Chinese solar firm to build plant in Chernobyl exclusion zone

SHANGHAI, Nov 21 (Reuters) - Two Chinese firms plan to build a solar power plant in the exclusion zone around the Chernobyl nuclear reactor, which has been off limits since a devastating explosion contaminated the region with deadly radiation in 1986.

GCL System Integration Technology (GCL-SI), a subsidiary of the GCL Group, said it would cooperate with China National Complete Engineering Corp (CCEC) on the project in Ukraine, with construction expected to start next year.

“There will be remarkable social benefits and economic ones as we try to renovate the once damaged area with green and renewable energy,” Shu Hua, the chairman of GCL-SI, said in a press release.

The 1-gigawatt plant was part of the group’s plan to build an international presence, he added.

CCEC, a subsidiary of state-owned China National Machinery Industry Corp, will be in overall charge of the project. GCL-SI did not say how much it would cost.
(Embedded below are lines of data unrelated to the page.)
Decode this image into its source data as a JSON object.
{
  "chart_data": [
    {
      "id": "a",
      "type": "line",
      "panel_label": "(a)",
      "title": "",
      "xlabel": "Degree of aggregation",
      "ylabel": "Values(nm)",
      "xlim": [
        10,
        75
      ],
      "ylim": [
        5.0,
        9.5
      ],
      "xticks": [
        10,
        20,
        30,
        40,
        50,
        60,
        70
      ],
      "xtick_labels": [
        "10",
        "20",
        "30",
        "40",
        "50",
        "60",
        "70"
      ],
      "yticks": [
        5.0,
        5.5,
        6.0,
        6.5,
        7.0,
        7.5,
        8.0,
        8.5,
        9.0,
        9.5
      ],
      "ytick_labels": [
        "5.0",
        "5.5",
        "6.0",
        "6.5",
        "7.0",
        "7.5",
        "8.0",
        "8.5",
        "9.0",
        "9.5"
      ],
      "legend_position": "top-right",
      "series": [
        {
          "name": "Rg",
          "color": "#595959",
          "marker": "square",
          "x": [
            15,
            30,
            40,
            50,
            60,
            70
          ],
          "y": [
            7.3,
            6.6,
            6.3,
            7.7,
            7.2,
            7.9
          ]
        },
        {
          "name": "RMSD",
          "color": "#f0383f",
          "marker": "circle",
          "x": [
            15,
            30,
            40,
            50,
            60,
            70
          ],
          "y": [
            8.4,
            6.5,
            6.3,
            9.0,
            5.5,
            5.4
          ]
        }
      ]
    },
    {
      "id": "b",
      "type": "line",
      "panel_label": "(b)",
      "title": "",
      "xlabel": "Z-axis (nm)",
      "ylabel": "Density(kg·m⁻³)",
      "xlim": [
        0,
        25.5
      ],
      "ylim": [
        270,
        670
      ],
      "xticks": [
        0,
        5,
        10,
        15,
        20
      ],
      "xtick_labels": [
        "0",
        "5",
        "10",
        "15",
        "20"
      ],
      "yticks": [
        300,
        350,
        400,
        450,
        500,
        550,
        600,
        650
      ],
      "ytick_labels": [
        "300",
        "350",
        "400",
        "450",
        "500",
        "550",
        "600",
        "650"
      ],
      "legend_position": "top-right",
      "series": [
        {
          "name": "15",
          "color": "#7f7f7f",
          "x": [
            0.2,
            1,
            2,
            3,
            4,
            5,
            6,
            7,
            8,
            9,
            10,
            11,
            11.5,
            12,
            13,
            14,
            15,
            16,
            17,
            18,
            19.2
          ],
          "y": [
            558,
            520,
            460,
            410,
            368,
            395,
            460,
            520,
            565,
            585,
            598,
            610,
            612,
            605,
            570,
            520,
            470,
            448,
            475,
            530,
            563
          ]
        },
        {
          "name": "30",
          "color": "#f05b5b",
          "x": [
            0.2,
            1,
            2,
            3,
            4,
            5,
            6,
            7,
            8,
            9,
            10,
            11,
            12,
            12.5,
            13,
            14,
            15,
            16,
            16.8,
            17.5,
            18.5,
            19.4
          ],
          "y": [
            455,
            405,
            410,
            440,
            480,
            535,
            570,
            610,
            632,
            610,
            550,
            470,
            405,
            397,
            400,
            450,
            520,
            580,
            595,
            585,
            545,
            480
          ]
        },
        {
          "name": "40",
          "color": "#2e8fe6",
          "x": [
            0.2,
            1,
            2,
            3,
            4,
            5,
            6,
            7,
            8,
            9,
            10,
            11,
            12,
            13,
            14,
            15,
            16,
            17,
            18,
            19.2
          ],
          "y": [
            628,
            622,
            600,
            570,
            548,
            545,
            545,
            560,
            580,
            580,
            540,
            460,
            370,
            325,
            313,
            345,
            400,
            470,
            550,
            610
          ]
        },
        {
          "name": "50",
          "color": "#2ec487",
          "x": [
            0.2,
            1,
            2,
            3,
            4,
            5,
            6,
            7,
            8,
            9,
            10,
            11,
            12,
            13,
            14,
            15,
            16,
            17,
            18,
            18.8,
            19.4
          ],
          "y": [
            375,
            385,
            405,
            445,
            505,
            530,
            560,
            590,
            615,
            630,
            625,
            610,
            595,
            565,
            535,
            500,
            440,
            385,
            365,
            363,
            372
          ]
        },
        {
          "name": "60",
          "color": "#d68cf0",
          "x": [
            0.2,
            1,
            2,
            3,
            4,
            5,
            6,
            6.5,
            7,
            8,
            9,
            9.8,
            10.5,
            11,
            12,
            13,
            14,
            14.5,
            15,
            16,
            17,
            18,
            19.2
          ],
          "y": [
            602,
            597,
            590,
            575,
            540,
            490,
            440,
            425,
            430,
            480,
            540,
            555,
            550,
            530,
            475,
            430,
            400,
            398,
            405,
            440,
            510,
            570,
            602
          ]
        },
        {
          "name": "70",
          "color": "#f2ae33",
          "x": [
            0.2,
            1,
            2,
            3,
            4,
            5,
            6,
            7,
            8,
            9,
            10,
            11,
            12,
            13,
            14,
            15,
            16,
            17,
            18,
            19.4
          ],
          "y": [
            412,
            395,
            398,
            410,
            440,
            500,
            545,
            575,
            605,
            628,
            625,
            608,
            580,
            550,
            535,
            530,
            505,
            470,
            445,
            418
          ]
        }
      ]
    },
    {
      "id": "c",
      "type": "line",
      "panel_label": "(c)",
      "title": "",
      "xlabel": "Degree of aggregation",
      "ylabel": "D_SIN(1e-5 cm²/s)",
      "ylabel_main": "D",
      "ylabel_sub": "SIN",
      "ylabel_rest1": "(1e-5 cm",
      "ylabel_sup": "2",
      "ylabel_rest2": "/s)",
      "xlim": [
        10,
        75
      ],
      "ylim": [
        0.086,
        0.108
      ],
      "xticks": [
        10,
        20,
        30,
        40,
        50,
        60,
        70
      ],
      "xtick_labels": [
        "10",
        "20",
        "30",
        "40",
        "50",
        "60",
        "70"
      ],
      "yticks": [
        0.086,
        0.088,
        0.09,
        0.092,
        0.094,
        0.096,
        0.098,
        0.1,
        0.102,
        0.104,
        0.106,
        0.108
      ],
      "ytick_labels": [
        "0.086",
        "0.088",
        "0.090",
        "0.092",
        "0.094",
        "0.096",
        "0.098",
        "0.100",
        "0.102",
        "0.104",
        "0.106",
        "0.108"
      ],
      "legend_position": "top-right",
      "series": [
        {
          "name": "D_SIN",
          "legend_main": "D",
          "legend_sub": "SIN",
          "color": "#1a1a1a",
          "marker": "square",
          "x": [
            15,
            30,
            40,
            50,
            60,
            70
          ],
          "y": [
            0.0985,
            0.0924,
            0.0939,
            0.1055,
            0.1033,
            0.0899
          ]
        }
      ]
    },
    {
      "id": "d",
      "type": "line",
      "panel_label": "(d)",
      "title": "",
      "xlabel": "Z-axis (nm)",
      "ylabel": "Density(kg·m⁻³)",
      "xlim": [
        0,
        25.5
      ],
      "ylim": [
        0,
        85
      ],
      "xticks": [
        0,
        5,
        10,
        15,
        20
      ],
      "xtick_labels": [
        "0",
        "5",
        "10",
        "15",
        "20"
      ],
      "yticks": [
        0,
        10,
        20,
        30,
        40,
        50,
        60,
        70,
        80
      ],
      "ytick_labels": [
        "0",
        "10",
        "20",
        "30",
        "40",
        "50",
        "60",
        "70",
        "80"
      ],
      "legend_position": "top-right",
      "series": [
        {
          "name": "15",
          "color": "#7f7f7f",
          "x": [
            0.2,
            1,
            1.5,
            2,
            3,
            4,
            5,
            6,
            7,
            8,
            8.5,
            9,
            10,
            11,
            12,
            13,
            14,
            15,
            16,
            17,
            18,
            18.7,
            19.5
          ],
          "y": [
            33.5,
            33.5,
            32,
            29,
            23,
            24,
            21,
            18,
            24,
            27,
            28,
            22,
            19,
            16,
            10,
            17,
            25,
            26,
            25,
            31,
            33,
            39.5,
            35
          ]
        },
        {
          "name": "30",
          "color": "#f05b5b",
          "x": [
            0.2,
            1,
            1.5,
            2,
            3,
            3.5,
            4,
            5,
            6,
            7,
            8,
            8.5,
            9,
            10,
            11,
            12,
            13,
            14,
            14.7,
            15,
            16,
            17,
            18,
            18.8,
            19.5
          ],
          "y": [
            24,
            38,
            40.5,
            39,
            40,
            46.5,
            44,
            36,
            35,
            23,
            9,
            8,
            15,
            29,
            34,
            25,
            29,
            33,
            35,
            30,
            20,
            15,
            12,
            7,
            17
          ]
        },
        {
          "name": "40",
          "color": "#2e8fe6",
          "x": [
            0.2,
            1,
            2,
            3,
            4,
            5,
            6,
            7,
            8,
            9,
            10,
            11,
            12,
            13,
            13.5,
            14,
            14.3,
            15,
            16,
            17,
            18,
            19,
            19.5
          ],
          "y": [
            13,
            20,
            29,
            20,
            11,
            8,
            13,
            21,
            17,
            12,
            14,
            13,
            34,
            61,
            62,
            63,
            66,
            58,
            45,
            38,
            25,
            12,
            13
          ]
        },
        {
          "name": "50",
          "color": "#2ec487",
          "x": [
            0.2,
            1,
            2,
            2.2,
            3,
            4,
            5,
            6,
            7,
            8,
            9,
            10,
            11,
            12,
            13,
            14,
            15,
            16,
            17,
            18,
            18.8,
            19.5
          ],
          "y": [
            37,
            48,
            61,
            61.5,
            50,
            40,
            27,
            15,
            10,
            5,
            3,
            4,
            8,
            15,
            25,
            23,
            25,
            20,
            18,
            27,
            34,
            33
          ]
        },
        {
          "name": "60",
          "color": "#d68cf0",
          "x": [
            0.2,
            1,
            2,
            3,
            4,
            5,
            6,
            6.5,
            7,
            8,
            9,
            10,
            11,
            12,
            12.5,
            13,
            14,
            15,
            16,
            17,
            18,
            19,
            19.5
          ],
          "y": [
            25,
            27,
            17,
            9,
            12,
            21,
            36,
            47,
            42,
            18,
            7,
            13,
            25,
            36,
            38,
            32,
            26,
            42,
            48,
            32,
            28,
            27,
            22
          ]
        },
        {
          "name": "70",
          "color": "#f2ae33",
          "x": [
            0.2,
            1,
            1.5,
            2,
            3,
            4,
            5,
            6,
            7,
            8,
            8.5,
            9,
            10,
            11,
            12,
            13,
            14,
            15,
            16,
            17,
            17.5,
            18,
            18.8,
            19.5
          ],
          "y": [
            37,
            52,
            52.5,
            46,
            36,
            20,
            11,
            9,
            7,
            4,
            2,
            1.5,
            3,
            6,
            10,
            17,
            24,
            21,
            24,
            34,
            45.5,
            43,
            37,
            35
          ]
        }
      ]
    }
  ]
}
China has been trying to encourage solar developers at home to make use of damaged or contaminated land to build solar or wind power projects, with plants now operating in subsidence-hit regions of Shanxi, the country’s top coal province.

The Chernobyl plant, which is due to be covered next year by a 1.5 billion euro ($1.6 billion) steel-clad arch, is surounded by a 2,600 square km (1,000 square mile) exclusion zone of forest and marshland.

GCL-SI did not say where the plant would be built, or give details of the construction plans.

The firm was not immediately available for comment when contacted by Reuters.

China is the world’s biggest solar power manufacturer and produced 72 percent of global solar power components in 2015, according to a research note by Everbright Securities last week.